Le gustaban los DC-3. Ese día le gustaba cualquier cosa.

Aunt Lula había sido fabricado cuando Graham tenía cinco años y sus alas estaban siempre sucias con una capa de aceite que salpicaba los motores. Tenía gran confianza en el avión. Corrió hacia él como si hubiera aterrizado para rescatarlo en medio de la selva.

Vio las luces de Islamorada cuando la isla pasó bajo el ala del DC-3. Todavía eran visibles las crestas blancas de las olas del Atlántico. En contados minutos aterrizaron en Marathon.

Fue como la primera vez que llegó allí.

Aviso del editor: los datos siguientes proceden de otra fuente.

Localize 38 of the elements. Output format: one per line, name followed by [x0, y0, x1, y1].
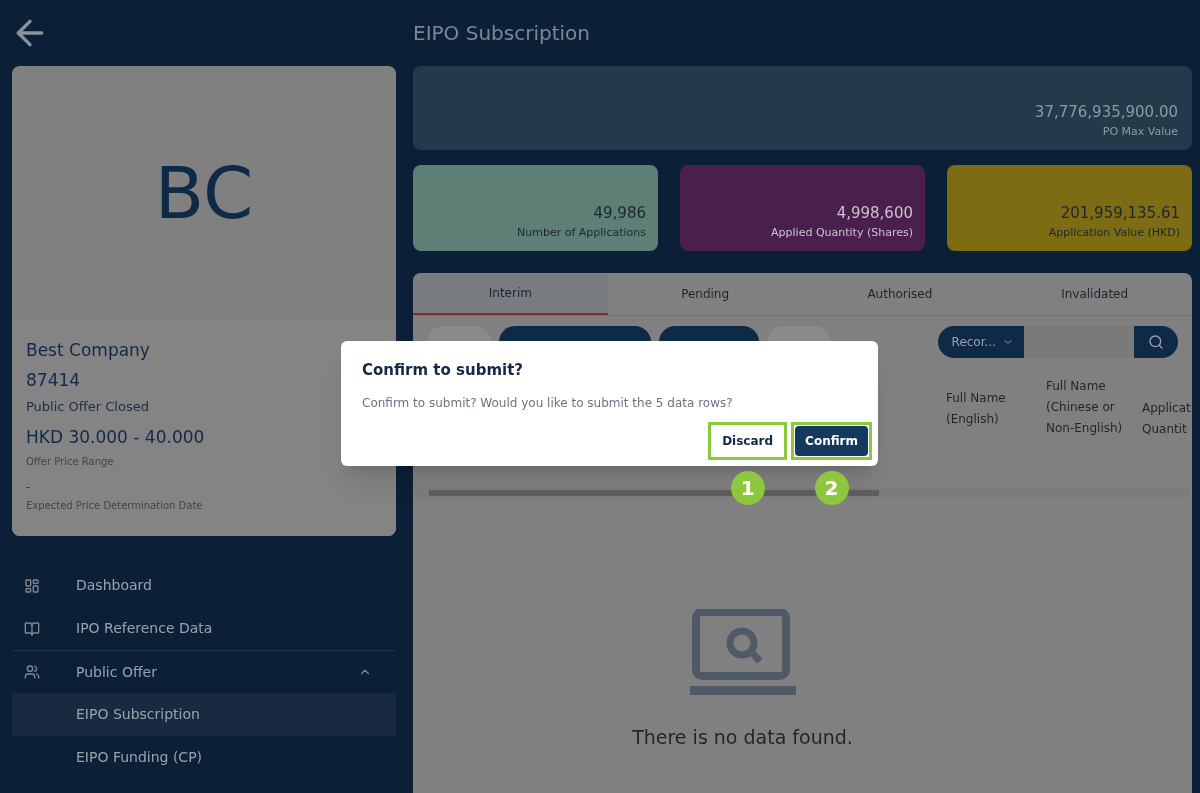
stat-value: 201,959,135.61 — [1060, 203, 1180, 224]
determination-date: - — [26, 479, 31, 495]
filter-dropdown[interactable]: Recor... — [937, 326, 1024, 358]
search-button[interactable] — [1134, 326, 1178, 358]
stat-label: Application Value (HKD) — [1048, 224, 1180, 241]
tab[interactable]: Interim — [413, 273, 608, 315]
book-icon — [24, 620, 40, 637]
column-header: Full Name (English) — [945, 390, 1007, 428]
laptop-search-icon — [689, 609, 796, 696]
sidebar-subitem[interactable]: EIPO Funding (CP) — [12, 736, 396, 779]
max-value: 37,776,935,900.00 — [1034, 102, 1178, 123]
sidebar-subitem[interactable]: EIPO Subscription — [12, 693, 396, 736]
stat-value: 4,998,600 — [836, 203, 913, 224]
search-icon — [1148, 334, 1164, 350]
dashboard-icon — [24, 577, 40, 594]
confirm-button[interactable]: Confirm — [795, 425, 868, 456]
sidebar-item[interactable]: IPO Reference Data — [12, 607, 396, 650]
max-value-label: PO Max Value — [1102, 123, 1178, 140]
tab[interactable]: Authorised — [802, 273, 998, 315]
people-icon — [24, 664, 40, 680]
sidebar-item[interactable]: Dashboard — [12, 564, 396, 607]
search-field[interactable] — [1024, 326, 1134, 358]
empty-message: There is no data found. — [632, 725, 853, 751]
column-header: Applicat Quantit — [1141, 400, 1192, 438]
tab[interactable]: Invalidated — [997, 273, 1192, 315]
stat-value: 49,986 — [593, 203, 646, 224]
column-header: Full Name (Chinese or Non-English) — [1045, 378, 1124, 437]
price-range: HKD 30.000 - 40.000 — [26, 425, 206, 449]
company-name: Best Company — [26, 339, 151, 362]
page-title: EIPO Subscription — [413, 20, 590, 47]
stat-label: Applied Quantity (Shares) — [771, 224, 913, 241]
determination-date-label: Expected Price Determination Date — [26, 498, 204, 513]
stat-label: Number of Applications — [517, 224, 646, 241]
company-initials: BC — [154, 150, 254, 237]
dialog-title: Confirm to submit? — [362, 360, 525, 381]
price-range-label: Offer Price Range — [26, 455, 115, 469]
tab[interactable]: Pending — [607, 273, 803, 315]
dialog-message: Confirm to submit? Would you like to submit the 5 data rows? — [362, 394, 734, 412]
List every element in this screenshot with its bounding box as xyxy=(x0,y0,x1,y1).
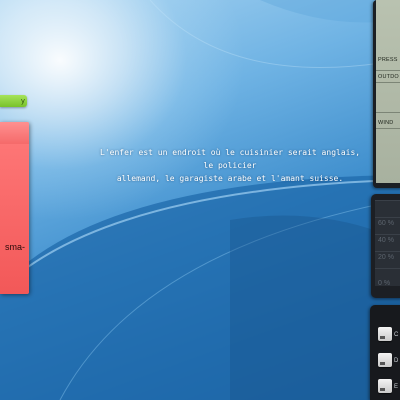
meter-gadget[interactable]: 60 % 40 % 20 % 0 % xyxy=(371,194,400,298)
sticky-note-text[interactable]: sma- xyxy=(5,242,25,252)
divider xyxy=(376,70,400,71)
drive-letter-c: C xyxy=(394,332,399,338)
weather-screen xyxy=(376,0,400,183)
quote-line-3: allemand, le garagiste arabe et l'amant … xyxy=(116,174,344,183)
hard-drive-icon[interactable] xyxy=(378,353,392,367)
drive-gadget[interactable]: C D E xyxy=(370,305,400,400)
wallpaper-waves xyxy=(0,0,400,400)
outdoor-label: OUTDO xyxy=(378,74,399,80)
sticky-note[interactable]: sma- xyxy=(0,122,29,294)
sticky-note-header[interactable]: y xyxy=(0,95,27,107)
meter-level-40: 40 % xyxy=(378,237,394,244)
divider xyxy=(376,112,400,113)
drive-letter-d: D xyxy=(394,358,399,364)
wind-label: WIND xyxy=(378,120,394,126)
meter-level-20: 20 % xyxy=(378,254,394,261)
weather-gadget[interactable]: PRESS OUTDO WIND xyxy=(373,0,400,188)
quote-line-2: le policier xyxy=(203,161,257,170)
desktop[interactable]: y sma- L'enfer est un endroit où le cuis… xyxy=(0,0,400,400)
meter-level-0: 0 % xyxy=(378,280,391,287)
drive-letter-e: E xyxy=(394,384,399,390)
meter-level-60: 60 % xyxy=(378,220,394,227)
meter-row xyxy=(375,200,400,218)
fold-icon[interactable]: y xyxy=(21,97,25,105)
divider xyxy=(376,82,400,83)
pressure-label: PRESS xyxy=(378,57,398,63)
hard-drive-icon[interactable] xyxy=(378,327,392,341)
quote-line-1: L'enfer est un endroit où le cuisinier s… xyxy=(100,148,361,157)
desktop-quote: L'enfer est un endroit où le cuisinier s… xyxy=(100,146,360,185)
sticky-note-topbar xyxy=(0,122,29,144)
hard-drive-icon[interactable] xyxy=(378,379,392,393)
divider xyxy=(376,128,400,129)
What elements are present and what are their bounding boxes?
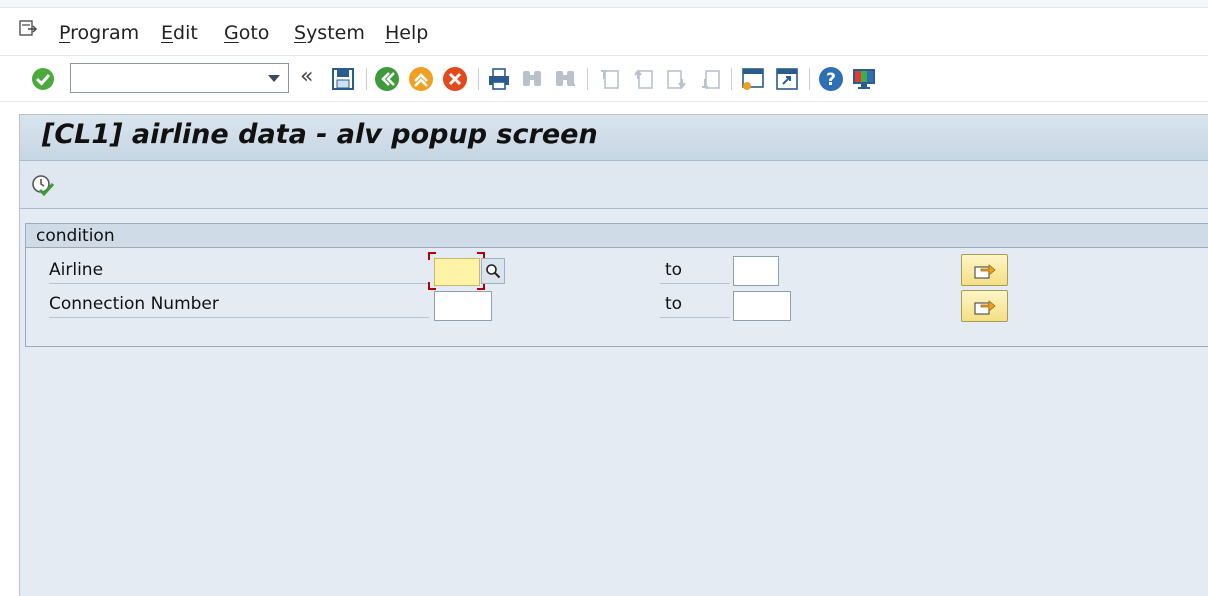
connection-number-high-input[interactable] [733,291,791,321]
separator [587,68,588,90]
airline-high-input[interactable] [733,256,779,286]
title-bar: [CL1] airline data - alv popup screen [20,115,1208,161]
execute-icon[interactable] [30,172,56,198]
page-title: [CL1] airline data - alv popup screen [42,119,598,150]
save-icon[interactable] [330,66,356,92]
group-title: condition [36,226,115,246]
last-page-icon[interactable] [697,66,723,92]
previous-page-icon[interactable] [630,66,656,92]
menu-program-rest: rogram [70,22,140,44]
enter-icon[interactable] [30,66,56,92]
menu-edit-rest: dit [173,22,198,44]
separator [478,68,479,90]
airline-label: Airline [49,260,429,284]
airline-multiple-selection-button[interactable] [961,254,1008,286]
next-page-icon[interactable] [664,66,690,92]
svg-text:?: ? [826,70,836,90]
chevron-down-icon[interactable] [268,75,280,82]
connection-number-label: Connection Number [49,294,429,318]
top-strip [0,0,1208,8]
main-window: [CL1] airline data - alv popup screen co… [19,114,1208,596]
print-icon[interactable] [486,66,512,92]
menu-goto[interactable]: Goto [224,22,269,44]
menu-help[interactable]: Help [385,22,428,44]
menu-help-rest: elp [399,22,429,44]
create-session-icon[interactable] [740,66,766,92]
menu-system[interactable]: System [294,22,365,44]
first-page-icon[interactable] [596,66,622,92]
connection-number-multiple-selection-button[interactable] [961,290,1008,322]
airline-low-input[interactable] [434,258,480,286]
connection-number-to-label: to [660,294,730,318]
menu-edit[interactable]: Edit [161,22,198,44]
search-help-icon[interactable] [481,258,505,284]
separator [809,68,810,90]
selection-group: condition Airline to Connection Number t… [25,223,1208,347]
menu-bar: Program Edit Goto System Help [0,8,1208,56]
airline-to-label: to [660,260,730,284]
application-toolbar [20,161,1208,209]
separator [366,68,367,90]
menu-goto-rest: oto [238,22,270,44]
collapse-icon[interactable]: « [300,64,313,89]
find-icon[interactable] [519,66,545,92]
back-icon[interactable] [374,66,400,92]
exit-icon[interactable] [408,66,434,92]
connection-number-low-input[interactable] [434,291,492,321]
menu-icon[interactable] [19,20,39,38]
group-header: condition [26,224,1208,248]
customize-layout-icon[interactable] [851,66,877,92]
menu-system-rest: ystem [306,22,365,44]
standard-toolbar: « ? [0,56,1208,102]
shortcut-icon[interactable] [774,66,800,92]
find-next-icon[interactable] [552,66,578,92]
help-icon[interactable]: ? [818,66,844,92]
cancel-icon[interactable] [442,66,468,92]
menu-program[interactable]: Program [59,22,139,44]
command-field[interactable] [70,63,289,93]
separator [731,68,732,90]
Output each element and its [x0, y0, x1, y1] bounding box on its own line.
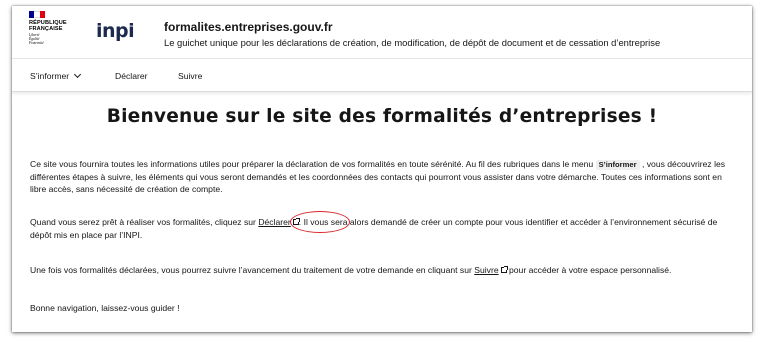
text-segment: Ce site vous fournira toutes les informa… — [30, 159, 596, 169]
nav-item-label: Déclarer — [115, 71, 148, 81]
page-title: Bienvenue sur le site des formalités d’e… — [106, 106, 658, 127]
inpi-logo[interactable]: inpi — [96, 20, 140, 42]
nav-item-label: Suivre — [178, 71, 203, 81]
declarer-link-label: Déclarer — [258, 217, 291, 227]
suivre-paragraph: Une fois vos formalités déclarées, vous … — [30, 264, 730, 277]
main-nav: S’informer Déclarer Suivre — [12, 58, 752, 92]
external-link-icon — [292, 218, 300, 225]
rf-motto: Liberté Égalité Fraternité — [29, 33, 44, 45]
external-link-icon — [500, 266, 508, 273]
declarer-paragraph: Quand vous serez prêt à réaliser vos for… — [30, 216, 730, 241]
text-segment: pour accéder à votre espace personnalisé… — [506, 265, 672, 275]
republique-francaise-logo[interactable]: RÉPUBLIQUE FRANÇAISE Liberté Égalité Fra… — [29, 11, 81, 45]
inpi-logo-text: inpi — [96, 20, 134, 42]
nav-item-declarer[interactable]: Déclarer — [115, 71, 147, 81]
declarer-link[interactable]: Déclarer — [258, 217, 300, 227]
sinformer-tag: S’informer — [595, 160, 640, 170]
site-identity: formalites.entreprises.gouv.fr Le guiche… — [164, 20, 660, 48]
nav-item-sinformer[interactable]: S’informer — [30, 70, 82, 81]
site-title[interactable]: formalites.entreprises.gouv.fr — [164, 20, 660, 34]
site-tagline: Le guichet unique pour les déclarations … — [164, 37, 661, 48]
chevron-down-icon — [74, 70, 82, 79]
nav-item-suivre[interactable]: Suivre — [178, 71, 202, 81]
site-header: RÉPUBLIQUE FRANÇAISE Liberté Égalité Fra… — [12, 6, 752, 58]
nav-item-label: S’informer — [30, 71, 70, 81]
suivre-link-label: Suivre — [474, 265, 499, 275]
browser-window: RÉPUBLIQUE FRANÇAISE Liberté Égalité Fra… — [12, 6, 752, 332]
suivre-link[interactable]: Suivre — [474, 265, 508, 275]
intro-paragraph: Ce site vous fournira toutes les informa… — [30, 158, 730, 196]
rf-wordmark: RÉPUBLIQUE FRANÇAISE — [29, 20, 67, 32]
closing-paragraph: Bonne navigation, laissez-vous guider ! — [30, 303, 180, 313]
tricolor-flag-icon — [29, 11, 45, 18]
text-segment: Une fois vos formalités déclarées, vous … — [30, 265, 475, 275]
text-segment: Quand vous serez prêt à réaliser vos for… — [30, 217, 259, 227]
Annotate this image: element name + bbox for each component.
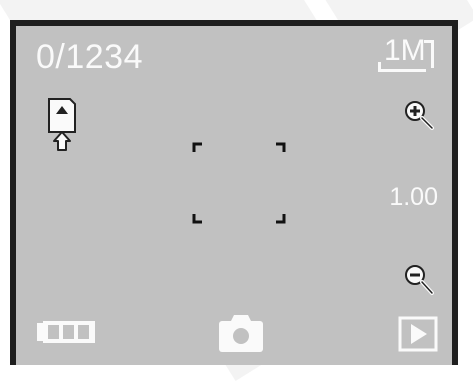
- zoom-in-icon[interactable]: [402, 98, 436, 132]
- camera-icon[interactable]: [218, 313, 264, 353]
- shot-counter: 0/1234: [36, 38, 143, 76]
- play-icon[interactable]: [398, 316, 438, 352]
- focus-frame-icon: [192, 142, 286, 224]
- zoom-out-icon[interactable]: [402, 262, 436, 298]
- image-size-icon-bottom: [378, 62, 426, 72]
- zoom-level: 1.00: [389, 183, 438, 211]
- battery-icon: [37, 321, 95, 343]
- sd-card-icon: [48, 98, 76, 151]
- camera-viewfinder-screen: 0/1234 1M 1.00: [10, 20, 458, 365]
- resolution-indicator[interactable]: 1M: [378, 34, 434, 74]
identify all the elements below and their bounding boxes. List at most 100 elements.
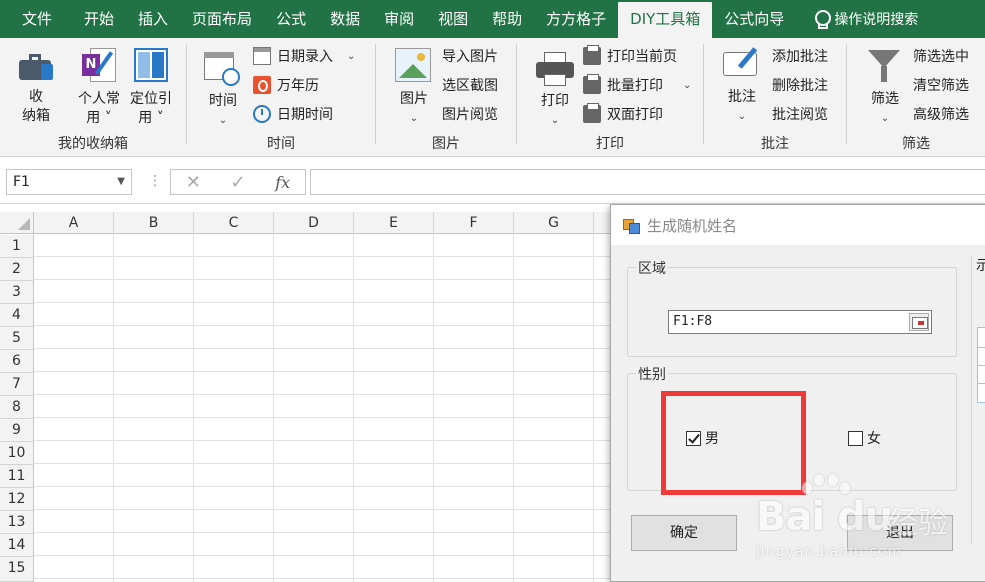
preview-table-line [977, 347, 985, 348]
row-header[interactable]: 10 [0, 442, 34, 465]
filter-button[interactable]: 筛选 ⌄ [863, 48, 907, 128]
clear-filter-button[interactable]: 清空筛选 [913, 75, 969, 95]
column-header[interactable]: G [514, 212, 594, 234]
column-header[interactable]: F [434, 212, 514, 234]
tab-view[interactable]: 视图 [426, 0, 480, 38]
filter-selected-label: 筛选选中 [913, 49, 969, 65]
tab-help[interactable]: 帮助 [480, 0, 534, 38]
chevron-down-icon: ⌄ [550, 115, 560, 126]
printer-small-icon [583, 74, 601, 94]
baidu-watermark: Bai du 经验 jingyan.baidu.com [752, 470, 982, 570]
filter-selected-button[interactable]: 筛选选中 [913, 46, 969, 66]
batch-print-button[interactable]: 批量打印 ⌄ [583, 74, 691, 95]
comment-button[interactable]: 批注 ⌄ [720, 46, 764, 126]
delete-comment-button[interactable]: 删除批注 [772, 75, 828, 95]
watermark-logo: Bai du [756, 494, 893, 540]
checkbox-unchecked-icon[interactable] [848, 430, 863, 446]
watermark-text: 经验 [888, 506, 948, 541]
dialog-title-bar[interactable]: 生成随机姓名 [611, 205, 985, 245]
group-title-comment: 批注 [761, 136, 789, 152]
chevron-down-icon[interactable]: ▼ [117, 170, 125, 194]
tab-data[interactable]: 数据 [318, 0, 372, 38]
storage-box-button[interactable]: 收 纳箱 [12, 48, 60, 126]
column-header[interactable]: A [34, 212, 114, 234]
row-header[interactable]: 6 [0, 350, 34, 373]
row-header[interactable]: 15 [0, 557, 34, 582]
chevron-down-icon: ⌄ [218, 115, 228, 126]
comment-browse-button[interactable]: 批注阅览 [772, 104, 828, 124]
formula-input[interactable] [310, 169, 985, 195]
row-header[interactable]: 7 [0, 373, 34, 396]
menu-bar: 文件 开始 插入 页面布局 公式 数据 审阅 视图 帮助 方方格子 DIY工具箱… [0, 0, 985, 38]
select-all-corner[interactable] [0, 212, 34, 234]
row-header[interactable]: 5 [0, 327, 34, 350]
enter-check-icon[interactable]: ✓ [231, 172, 246, 193]
import-picture-button[interactable]: 导入图片 [442, 46, 498, 66]
row-header[interactable]: 14 [0, 534, 34, 557]
selection-screenshot-label: 选区截图 [442, 78, 498, 94]
chevron-down-icon: ⌄ [880, 113, 890, 124]
insert-function-icon[interactable]: fx [275, 173, 290, 192]
column-header[interactable]: E [354, 212, 434, 234]
row-header[interactable]: 11 [0, 465, 34, 488]
row-header[interactable]: 12 [0, 488, 34, 511]
row-header[interactable]: 2 [0, 258, 34, 281]
range-input[interactable]: F1:F8 [668, 310, 932, 334]
printer-small-icon [583, 45, 601, 65]
advanced-filter-button[interactable]: 高级筛选 [913, 104, 969, 124]
toolbox-icon [17, 48, 55, 84]
tell-me-search[interactable]: 操作说明搜索 [796, 9, 918, 29]
tab-file[interactable]: 文件 [0, 0, 72, 38]
name-box[interactable]: F1 ▼ [6, 169, 132, 195]
personal-common-button[interactable]: N 个人常 用 ˅ [72, 46, 126, 128]
personal-common-label: 个人常 用 ˅ [78, 91, 120, 126]
print-button[interactable]: 打印 ⌄ [533, 50, 577, 130]
picture-button[interactable]: 图片 ⌄ [392, 48, 436, 128]
ribbon: 收 纳箱 N 个人常 用 ˅ 定位引 用 ˅ 我的收纳箱 时间 ⌄ 日期录入 ⌄… [0, 38, 985, 157]
date-time-button[interactable]: 日期时间 [253, 104, 333, 124]
locate-reference-button[interactable]: 定位引 用 ˅ [124, 46, 178, 128]
row-header[interactable]: 1 [0, 235, 34, 258]
perpetual-calendar-button[interactable]: 万年历 [253, 75, 319, 95]
female-checkbox[interactable]: 女 [848, 428, 881, 448]
print-current-page-button[interactable]: 打印当前页 [583, 45, 677, 66]
cancel-icon[interactable]: ✕ [186, 172, 201, 193]
time-button[interactable]: 时间 ⌄ [201, 50, 245, 130]
range-value: F1:F8 [673, 314, 713, 329]
tab-page-layout[interactable]: 页面布局 [180, 0, 264, 38]
row-header[interactable]: 3 [0, 281, 34, 304]
row-header[interactable]: 13 [0, 511, 34, 534]
ok-button[interactable]: 确定 [631, 515, 737, 551]
column-header[interactable]: D [274, 212, 354, 234]
tab-review[interactable]: 审阅 [372, 0, 426, 38]
range-picker-icon[interactable] [909, 313, 929, 331]
tab-formula-wizard[interactable]: 公式向导 [712, 0, 796, 38]
tab-diy-toolbox[interactable]: DIY工具箱 [618, 2, 713, 38]
almanac-icon [253, 76, 271, 94]
duplex-print-button[interactable]: 双面打印 [583, 103, 663, 124]
tell-me-label: 操作说明搜索 [834, 12, 919, 28]
storage-box-label: 收 纳箱 [22, 89, 50, 124]
picture-browse-button[interactable]: 图片阅览 [442, 104, 498, 124]
group-filter: 筛选 ⌄ 筛选选中 清空筛选 高级筛选 筛选 [847, 38, 985, 157]
date-entry-button[interactable]: 日期录入 ⌄ [253, 46, 355, 66]
selection-screenshot-button[interactable]: 选区截图 [442, 75, 498, 95]
row-header[interactable]: 8 [0, 396, 34, 419]
duplex-print-label: 双面打印 [607, 107, 663, 123]
clear-filter-label: 清空筛选 [913, 78, 969, 94]
add-comment-button[interactable]: 添加批注 [772, 46, 828, 66]
row-header[interactable]: 4 [0, 304, 34, 327]
drag-handle-icon[interactable]: ⋮ [148, 173, 162, 189]
calendar-icon [253, 47, 271, 65]
tab-fangfange[interactable]: 方方格子 [534, 0, 618, 38]
locate-reference-label: 定位引 用 ˅ [130, 91, 172, 126]
column-header[interactable]: C [194, 212, 274, 234]
row-header[interactable]: 9 [0, 419, 34, 442]
tab-insert[interactable]: 插入 [126, 0, 180, 38]
tab-home[interactable]: 开始 [72, 0, 126, 38]
group-print: 打印 ⌄ 打印当前页 批量打印 ⌄ 双面打印 打印 [517, 38, 703, 157]
column-header[interactable]: B [114, 212, 194, 234]
tab-formulas[interactable]: 公式 [264, 0, 318, 38]
chevron-down-icon: ⌄ [409, 113, 419, 124]
filter-label: 筛选 [871, 91, 899, 107]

En esa oportunidad había volado también en el Aunt Lula y a menudo volvió al aeropuerto al atardecer para verlo llegar, lento y estable, los alerones bajos, lanzando chispas por los caños de escape y todos los pasajeros tranquilamente instalados detrás de las ventanillas iluminadas.

Era bonito también observar los despegues, pero se quedaba algo triste y vacío cuando el viejo avión realizaba el gran giro hacia el norte, dejando el aire impregnado de unos amargos adioses. Aprendió a mirar solamente los aterrizajes y los saludos de bienvenida.

Eso fue antes que Molly.

El avión giró hacia la plataforma de embarque con un chirrido final. Graham vio a Molly y Willy parados bajo los focos, detrás de la valla.

Willy estaba plantado firmemente delante de ella. Se quedaría allí hasta que Graham se les reuniera. Sólo entonces daría alguna vuelta por allí, para examinar algo que le interesara. Eso le gustaba mucho a Graham.

Molly era casi tan alta como Graham. Eso también le gustaba; cada vez que se besaban era como si estuvieran en la cama, los dos a la misma altura.

Willy le ofreció llevarle la valija. Pero Graham le dio en cambio la bolsa con sus trajes.

Molly condujo el automóvil cuando se dirigieron al cayo Sugarloaf. Graham reconocía los objetos iluminados por los faros e imaginaba los demás.

Oyó el ruido del mar cuando abrió la puerta al llegar al jardín de su casa.

Willy entró a la casa llevando la bolsa de los trajes sobre la cabeza mientras la otra punta golpeaba la parte posterior de las pantorrillas.

Graham se quedó parado en el jardín, espantando distraídamente los mosquitos. Molly puso su mano sobre la cara de él.

—Deberías entrar a la casa antes de que te coman entero.

Él asintió. Sus ojos estaban húmedos.

Molly esperó un poco más, agachó la cabeza y mientras lo miraba subiendo y bajando las cejas le dijo:

—Martinis, bistecs, abrazos y demás. Por aquí derecho… y la cuenta de la luz, la del agua e interminables conversaciones con mi hijo —agregó torciendo la boca hacia un lado.